NBA

Jorge Garbajosa has Big Balls of Steel

I want to watch

Though Toronto Raptors rookie forward Jorge Garbajosa “only” suffered the NBA’s second-most gruesome injury this year—Shaun Livingston earned top honors for that disgusting twist of the knee—Garbo proved he’s a man at the operating table on Tuesday. The Toronto Star reports that when he was asked about his preference for anaesthesia, Garbo chose not to be knocked out because he wanted to watch the doctor perform surgery for 1 1/2 hours:

Facing Tuesday’s 1 1/2-hour surgery to repair the gruesome lower-leg injury that fractured his fibula and spun his left foot to an inhuman angle, Jorge Garbajosa was asked for his preference of anaesthesia. There were, the story goes, two options: the full-body knockout or a needle in the lower back to numb everything below the waist.

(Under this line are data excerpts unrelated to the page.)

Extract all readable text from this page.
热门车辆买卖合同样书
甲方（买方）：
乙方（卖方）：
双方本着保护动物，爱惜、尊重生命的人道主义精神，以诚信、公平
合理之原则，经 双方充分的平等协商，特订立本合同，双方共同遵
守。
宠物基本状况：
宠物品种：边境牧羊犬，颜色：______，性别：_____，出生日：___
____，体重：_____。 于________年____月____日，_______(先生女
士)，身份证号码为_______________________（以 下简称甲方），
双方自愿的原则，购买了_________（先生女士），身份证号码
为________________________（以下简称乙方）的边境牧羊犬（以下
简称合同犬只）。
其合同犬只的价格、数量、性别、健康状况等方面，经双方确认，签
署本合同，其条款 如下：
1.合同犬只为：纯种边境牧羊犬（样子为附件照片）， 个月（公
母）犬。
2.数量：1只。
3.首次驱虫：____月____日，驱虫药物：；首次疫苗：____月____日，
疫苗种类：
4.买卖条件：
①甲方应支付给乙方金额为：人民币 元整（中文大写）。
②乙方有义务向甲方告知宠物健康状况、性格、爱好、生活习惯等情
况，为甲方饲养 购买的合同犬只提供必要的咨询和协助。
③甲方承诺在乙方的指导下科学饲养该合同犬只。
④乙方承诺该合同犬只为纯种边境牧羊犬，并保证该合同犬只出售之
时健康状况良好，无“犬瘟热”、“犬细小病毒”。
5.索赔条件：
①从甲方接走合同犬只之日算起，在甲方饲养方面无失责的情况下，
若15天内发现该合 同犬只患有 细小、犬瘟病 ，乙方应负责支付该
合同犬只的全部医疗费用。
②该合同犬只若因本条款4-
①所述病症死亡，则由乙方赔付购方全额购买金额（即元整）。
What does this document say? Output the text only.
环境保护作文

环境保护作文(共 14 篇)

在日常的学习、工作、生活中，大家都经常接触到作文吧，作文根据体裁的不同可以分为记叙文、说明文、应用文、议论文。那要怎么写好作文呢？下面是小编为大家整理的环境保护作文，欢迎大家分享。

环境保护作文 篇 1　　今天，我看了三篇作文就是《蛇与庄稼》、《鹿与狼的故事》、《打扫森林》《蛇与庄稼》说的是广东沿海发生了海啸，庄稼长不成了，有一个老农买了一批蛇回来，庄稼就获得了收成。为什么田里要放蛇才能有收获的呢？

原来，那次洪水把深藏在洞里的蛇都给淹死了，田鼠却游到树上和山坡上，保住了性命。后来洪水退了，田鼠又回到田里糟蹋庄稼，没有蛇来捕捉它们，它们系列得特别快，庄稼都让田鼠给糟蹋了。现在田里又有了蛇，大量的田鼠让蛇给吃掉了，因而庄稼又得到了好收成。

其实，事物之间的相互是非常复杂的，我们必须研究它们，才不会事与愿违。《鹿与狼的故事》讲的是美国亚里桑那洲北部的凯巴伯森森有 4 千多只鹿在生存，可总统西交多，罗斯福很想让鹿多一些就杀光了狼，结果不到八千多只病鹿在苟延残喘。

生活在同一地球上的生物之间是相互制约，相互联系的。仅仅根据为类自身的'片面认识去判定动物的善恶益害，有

“Garbo says to the doctor, ‘Just give me the back shot because I want to see what you’re doing,'” said Maurizio Gherardini, the Raptors assistant general manager, flashing a broad smile as he told the tale. “That’s the kind of guy he is.”

Gherardini said he’s been inundated with calls and text messages and emails from overseas wishing a fallen athlete the best. “They always envision him as the ideal loyal fighting warrior that the game should need,” he said.

Wow. This makes me feel like even more of a baby for turning away when getting blood drawn at the annual physical. He doesn’t suit up for the Celtics, but there’s no doubt Jorge deserves one or two Tommy Points for becoming one of the only human beings to ever willingly elect to watch surgery on themself. I wonder if they gave him a box of popcorn, some Raisinets, and a soda during the performance.